In: Accounting
Question 1
(a) Discuss the difference between a Reportable segment and an Operating segment.
(b)What are the disclosure requirements of IFRS 8?
Question 2
(a) Distinguish between Interim period and Interim financial report.
(b) What are the minimum contents prescribed by IAS 34 for an interim report?
(c) What are the periods that should be covered by the interim financial statements?
A. Operating Segments
Organizations normally offer in excess of one item, every one of which is liable to its very own market powers. A few items are productive and others are most certainly not. Some require more resources while others require less. Essentially, organizations work in excess of one geographic district with each having its very own socioeconomics, business cycle, and so on. It is essential to not give the organization's administration a chance to cover failing to meet expectations items/showcases in over-performing items/advertises in order to depict a misleadingly everything-is-gainful picture. In money related announcing writing, such parts of an organization that produce their own incomes and acquire costs, that are surveyed independently by administration from a basic leadership point of view and for which separate monetary data is accessible, are called working sections.
Reportable Segments
For organizations that are recorded on stock trades or are currently such posting, money related announcing benchmarks require revelations that enable clients of monetary articulations to see through the solidified introduction of the considerable number of items/showcases and distinguish remain solitary execution of fragments. Reportable fragments are those working portions whose:
Incomes (interior or outside) are at least 10% of the joined income of every single working fragment, or
Benefit or misfortune is at least 10% of the more prominent of (a) the joined benefit of benefit making working fragments, and (b) the consolidated loss of misfortune making working portions, or
Resources are at least 10% of joined resource of every single working section.
Be that as it may, the reportable working portions should cover something like 75% of the organization's aggregate income.
B. disclosure requirements :-
general information about how the entity identified its operating segments and the types of products and services from which each operating segment derives its revenues [IFRS 8.22]
judgements made by management in applying the aggregation criteria to allow two or more operating segments to be aggregated [IFRS 8.22(aa)]#
information about the profit or loss for each reportable segment, including certain specified revenues* and expenses* such as revenue from external customers and from transactions with other segments, interest revenue and expense, depreciation and amortisation, income tax expense or income and material non-cash items [IFRS 8.21(b) and 23]
a measure of total assets* and total liabilities* for each reportable segment, and the amount of investments in associates and joint ventures and the amounts of additions to certain non-current assets ('capital expenditure') [IFRS 8.23-24]
an explanation of the measurements of segment profit or loss, segment assets and segment liabilities, including certain minimum disclosures, e.g. how transactions between segments are measured, the nature of measurement differences between segment information and other information included in the financial statements, and asymmetrical allocations to reportable segments [IFRS 8.27]
reconciliations of the totals of segment revenues, reported segment profit or loss, segment assets*, segment liabilities* and other material items to corresponding items in the entity's financial statements [IFRS 8.21(b) and 28]
some entity-wide disclosures that are required even when an entity has only one reportable segment, including information about each product and service or groups of products and services [IFRS 8.32]
analyses of revenues and certain non-current assets by geographical area – with an expanded requirement to disclose revenues/assets by individual foreign country (if material), irrespective of the identification of operating segments [IFRS 8.33]
information about transactions with major customers [IFRS 8.34]
Question 2.-
A.
Interim financial report isia financial report that is a between time articulation is a monetary report covering a time of short of what one year.
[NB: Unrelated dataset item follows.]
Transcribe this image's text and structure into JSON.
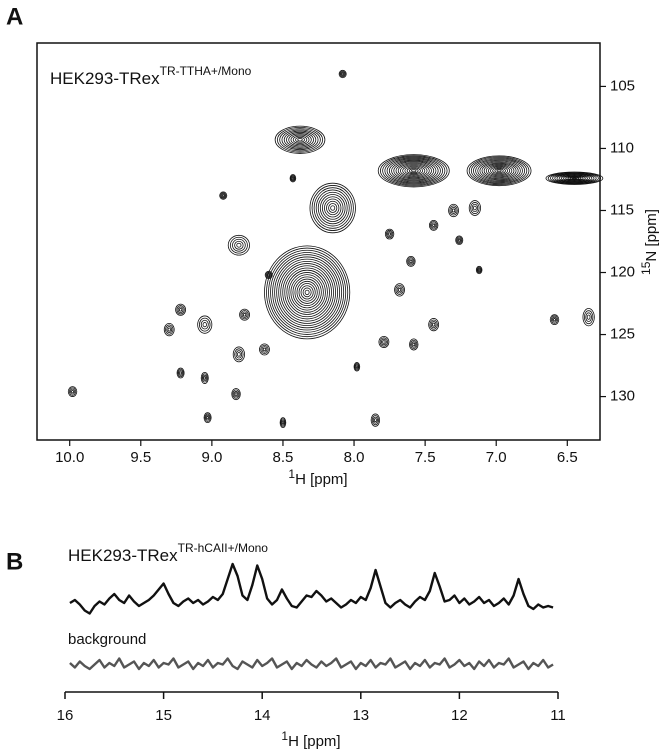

Between time articulations are utilized to pass on the execution of an organization before the finish of ordinary entire year money related detailing cycles. In contrast to yearly explanations, between time articulations don't need to be examined. Interval articulations increment correspondence among organizations and general society and give financial specialists forward data between yearly revealing periods.
Interim period is a reporting period which is shorter than one year. Period for which reporting is being done by the entities.
B. Minimum contents are :-
- Condensed balance sheet
- Condensed comprehensive income statement
- Changes in equity
- Csh flows
- Explanatory notes.
C.
- Balance sheet as on ending on current interim period & comparative Balance sheet of immidiimmed preceding financial year.
- comprehensive income statement of current period along with tear to date comparison with the same of proceeding financial year
- changes in equity cumulative from year to date of current year along with the prceedipro financial year.
- Statement of cash flow cumulative from year to date of current year along with comparison with same data of prceeproce financial year.